Doing business 2013 : dans la chasse à l'efficacité la France perd sa place !

Le nouveau cru du Rapport Doing business a été dévoilé ce mardi 23 octobre 2012 (Rapport Doing business : Des réglementations intelligentes pour les petites et moyennes entreprises). La France est passée du 26e rang en 2011, au 29e en 2012, au 34e cette année (classement 2013), très loin donc derrière Singapour, Hong-Kong et la Nouvelle-Zélande. Faut-il s'inquiéter de cette position de la France dans ce classement mondial ?

Avant de s'interroger sur la consistance du 10ème rapport 2013, encore faut-il revenir sur la pertinence d'un tel système d'évaluation et de classification des systèmes juridiques.

Les rapports Doing business sont des études publiées sous la responsabilité de la Banque Mondiale et de l'IFC (International Finance Corporation). Le premier d'entre eux a été publié en 2004. L'objet de ce programme est d'analyser et d'évaluer chaque année l'environnement juridique dans lequel les entreprises exercent leurs activités. Il s'agit a priori d'une méthode explicative. L'objet premier de ce programme est de collecter des informations et de décrire les différents systèmes juridiques existants. De manière plus audacieuse, ce programme a pour ambition d'évaluer ces différents systèmes, méthode du benchmarking (méthode d'évaluation de choses semblables), de les classer et de les hiérarchiser, hiérarchie censée orienter les investisseurs dans le monde. Le programme prend pour postulat qu'il faut avant toute autre chose encourager le développement économique et favoriser les droits du créancier, quelle que soit d'ailleurs la nature de son comportement à l'égard du débiteur. Il s'agit de la première faiblesse du programme qui prend pour fin le développement économique et adopte alors incidemment une méthode dite normative. Pour procéder à cette évaluation, l'équipe du programme Doing business évince la méthode des sciences sociales. Ces sciences ne seraient capables que d'une vérification a posteriori. En revanche, l'économétrie permettrait de réaliser des tests comportementaux sans mener une expérimentation in vivo. L'aspect prédictif de l'analyse économique apparaît ici manifeste.

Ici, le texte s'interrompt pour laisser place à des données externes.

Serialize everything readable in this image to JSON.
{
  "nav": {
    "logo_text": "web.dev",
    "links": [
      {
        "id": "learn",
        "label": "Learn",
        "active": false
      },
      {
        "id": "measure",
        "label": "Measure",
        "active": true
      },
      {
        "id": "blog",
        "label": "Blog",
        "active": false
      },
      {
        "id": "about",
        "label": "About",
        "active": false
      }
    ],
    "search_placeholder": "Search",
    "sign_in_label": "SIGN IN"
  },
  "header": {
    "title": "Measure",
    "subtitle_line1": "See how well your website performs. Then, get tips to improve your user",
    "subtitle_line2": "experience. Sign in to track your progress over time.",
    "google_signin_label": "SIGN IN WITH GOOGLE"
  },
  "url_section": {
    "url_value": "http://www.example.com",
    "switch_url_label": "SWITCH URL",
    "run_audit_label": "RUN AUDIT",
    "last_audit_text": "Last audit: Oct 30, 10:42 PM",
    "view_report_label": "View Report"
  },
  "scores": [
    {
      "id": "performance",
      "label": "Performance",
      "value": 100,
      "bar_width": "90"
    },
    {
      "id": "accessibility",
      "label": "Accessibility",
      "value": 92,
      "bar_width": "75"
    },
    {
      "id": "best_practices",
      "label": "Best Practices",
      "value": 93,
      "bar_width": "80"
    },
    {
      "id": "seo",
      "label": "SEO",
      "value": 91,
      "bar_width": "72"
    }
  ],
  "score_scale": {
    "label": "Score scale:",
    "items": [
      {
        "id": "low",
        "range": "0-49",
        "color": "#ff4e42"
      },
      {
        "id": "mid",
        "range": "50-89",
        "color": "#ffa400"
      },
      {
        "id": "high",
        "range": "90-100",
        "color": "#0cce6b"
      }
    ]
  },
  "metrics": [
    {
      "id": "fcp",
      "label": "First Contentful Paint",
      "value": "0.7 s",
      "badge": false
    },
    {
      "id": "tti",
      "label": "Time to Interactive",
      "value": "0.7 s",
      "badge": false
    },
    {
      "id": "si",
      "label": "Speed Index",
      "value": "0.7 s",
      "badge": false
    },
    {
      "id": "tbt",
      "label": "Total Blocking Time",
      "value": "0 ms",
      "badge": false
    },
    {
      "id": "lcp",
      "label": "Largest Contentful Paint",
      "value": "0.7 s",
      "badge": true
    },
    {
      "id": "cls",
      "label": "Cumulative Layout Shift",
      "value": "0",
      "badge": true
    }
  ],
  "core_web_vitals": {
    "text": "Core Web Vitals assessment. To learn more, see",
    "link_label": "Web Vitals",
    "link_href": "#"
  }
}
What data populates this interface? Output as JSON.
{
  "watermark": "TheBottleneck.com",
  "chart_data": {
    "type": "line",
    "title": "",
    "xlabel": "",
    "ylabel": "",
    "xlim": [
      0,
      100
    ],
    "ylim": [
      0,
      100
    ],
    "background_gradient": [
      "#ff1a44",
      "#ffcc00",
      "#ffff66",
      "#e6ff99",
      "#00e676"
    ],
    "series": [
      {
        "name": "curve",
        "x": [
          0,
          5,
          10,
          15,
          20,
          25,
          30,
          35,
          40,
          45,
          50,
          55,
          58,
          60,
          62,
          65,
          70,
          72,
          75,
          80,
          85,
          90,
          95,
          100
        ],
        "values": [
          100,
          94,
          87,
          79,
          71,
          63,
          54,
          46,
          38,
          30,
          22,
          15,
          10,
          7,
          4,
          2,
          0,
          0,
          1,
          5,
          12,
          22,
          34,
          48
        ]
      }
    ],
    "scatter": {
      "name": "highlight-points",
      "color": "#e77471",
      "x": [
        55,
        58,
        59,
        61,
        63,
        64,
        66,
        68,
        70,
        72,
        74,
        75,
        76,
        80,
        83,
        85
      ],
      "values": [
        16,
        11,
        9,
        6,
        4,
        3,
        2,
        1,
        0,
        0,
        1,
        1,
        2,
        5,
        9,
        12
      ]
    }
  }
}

Les critiques à l'encontre des rapports Doing business méritent d'être rappelées. L'économétrie comporte des limites dont les utilisateurs ignorent ou feignent d'ignorer l'existence. D'une part, « le droit est trop humain pour être appréhendé sous la seule forme d'équations abstraites et pour être élaboré par le biais d'une modélisation économique désincarnée, vecteur de pensée unique » (M. Grimaldi ( dir.), Les droits de tradition civiliste en question. A propos des Rapports Doing Business de la Banque Mondiale, Association Henri Capitant, Société de législation comparée, vol. 1, 2006, p. 114). D'autre part, la méthode économétrique peut établir une corrélation entre les évènements mais ne permet pas d'établir une causalité. Enfin, au fond, le Rapport Doing business caricature à l'extrême le système juridique des pays de civil law pour mieux valoriser les pays de common law. Un système légicentriste, de droit écrit, réformant à tour de bras tel que la France serait peu efficient. Un système jurisprudentiel et réaliste tel que celui des pays de common law serait mieux adapté. Or, le droit français ne se réduit pas à la loi. Les juges et diverses autorités y jouent un rôle important. Dans les pays de common law, la loi n'est pas non plus absente lorsqu'elle sert souvent à réaliser des réformes de grande ampleur. En outre, est-il encore réaliste d'opposer les systèmes de common law et de civil law dans un contexte de globalisation en général, et d'européanisation, en particulier ?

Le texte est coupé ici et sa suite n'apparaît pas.